Live media and studio production’s move to IP is a paradigm shift in the evolution of the signal system infrastructure. Since the 2017 introduction of SMPTE’s ST 2110 standard the steady adoption of IP, even through the challenges of COVID, continues. Dunn explained, “The biggest obstacle isn’t so much the technology that’s being deployed, it’s having staff that are transforming from one technology to another.”

SDI deployments once centered on good physical layer signals. Today, a different set of critical elements, like packet distribution, is the new domain. “In the old world, system timing was important and straight forward. In the new world, timing became more complicated because it’s a combination of old and new timing elements working together,” he clarified.

In SDI facilities, routing control was confined to the router itself and each device was either an SDI source or destination. In an IP infrastructure, the control system communicates with every source and destination, enabled by the NMOS specifications, which harmonizes essential communications. IP will ultimately become a simpler way to set up and manage an infrastructure, but today it’s a layer of complexity that people need to learn.

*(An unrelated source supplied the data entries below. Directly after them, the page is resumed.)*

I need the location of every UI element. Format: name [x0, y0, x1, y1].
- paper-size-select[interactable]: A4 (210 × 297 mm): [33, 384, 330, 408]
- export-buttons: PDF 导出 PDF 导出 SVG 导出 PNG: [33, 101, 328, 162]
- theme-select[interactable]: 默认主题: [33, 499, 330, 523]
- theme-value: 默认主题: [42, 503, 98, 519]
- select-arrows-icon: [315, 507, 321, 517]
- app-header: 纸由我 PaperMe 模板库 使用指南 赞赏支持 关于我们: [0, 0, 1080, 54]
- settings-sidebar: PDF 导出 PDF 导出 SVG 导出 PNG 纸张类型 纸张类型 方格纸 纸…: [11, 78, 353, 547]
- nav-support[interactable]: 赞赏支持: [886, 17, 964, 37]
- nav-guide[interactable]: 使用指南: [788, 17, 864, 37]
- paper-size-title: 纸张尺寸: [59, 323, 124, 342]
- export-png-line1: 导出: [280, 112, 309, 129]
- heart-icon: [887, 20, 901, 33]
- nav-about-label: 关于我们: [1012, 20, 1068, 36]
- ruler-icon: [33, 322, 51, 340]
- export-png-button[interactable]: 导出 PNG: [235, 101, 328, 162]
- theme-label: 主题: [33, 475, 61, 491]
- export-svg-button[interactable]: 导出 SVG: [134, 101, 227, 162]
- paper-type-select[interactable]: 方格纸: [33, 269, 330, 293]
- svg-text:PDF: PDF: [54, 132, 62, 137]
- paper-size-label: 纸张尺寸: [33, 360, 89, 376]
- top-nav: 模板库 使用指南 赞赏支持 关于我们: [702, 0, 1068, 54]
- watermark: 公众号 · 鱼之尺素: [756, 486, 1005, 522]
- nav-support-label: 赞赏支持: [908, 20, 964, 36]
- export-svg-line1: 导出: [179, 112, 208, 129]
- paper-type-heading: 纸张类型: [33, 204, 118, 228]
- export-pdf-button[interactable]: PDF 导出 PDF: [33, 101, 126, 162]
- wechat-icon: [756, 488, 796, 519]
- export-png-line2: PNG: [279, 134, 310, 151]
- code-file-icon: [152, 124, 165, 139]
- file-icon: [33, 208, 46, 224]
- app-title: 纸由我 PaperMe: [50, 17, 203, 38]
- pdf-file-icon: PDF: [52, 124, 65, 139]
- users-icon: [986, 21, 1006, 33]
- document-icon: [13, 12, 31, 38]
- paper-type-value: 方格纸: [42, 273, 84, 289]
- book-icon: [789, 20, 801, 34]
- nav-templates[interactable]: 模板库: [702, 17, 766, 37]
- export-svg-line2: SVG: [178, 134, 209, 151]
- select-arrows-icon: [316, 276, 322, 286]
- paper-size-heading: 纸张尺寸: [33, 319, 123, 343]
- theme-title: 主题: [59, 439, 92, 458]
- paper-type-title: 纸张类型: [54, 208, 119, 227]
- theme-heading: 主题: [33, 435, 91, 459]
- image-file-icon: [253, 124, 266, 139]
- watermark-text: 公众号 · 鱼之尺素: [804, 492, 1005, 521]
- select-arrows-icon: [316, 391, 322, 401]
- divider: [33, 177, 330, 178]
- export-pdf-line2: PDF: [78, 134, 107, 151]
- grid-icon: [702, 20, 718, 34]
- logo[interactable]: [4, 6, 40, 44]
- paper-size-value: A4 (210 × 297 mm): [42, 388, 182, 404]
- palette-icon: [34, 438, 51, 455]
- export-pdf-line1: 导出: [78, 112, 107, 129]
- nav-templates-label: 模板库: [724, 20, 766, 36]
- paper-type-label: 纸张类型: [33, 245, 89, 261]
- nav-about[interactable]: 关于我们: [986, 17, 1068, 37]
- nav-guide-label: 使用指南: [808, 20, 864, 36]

Before IP, studio distribution was a factor based on a fixed size SDI router, which limited its scalability. IP removes those boundaries, adding scalability of undefined dimensions. “In addition to the scaling benefits,” Paulsen explained, “IP enables multiple video formats and resolutions to operate on the same infrastructure. Gone are individual reference systems needed for each format. IP enables a larger and vastly different system architecture.”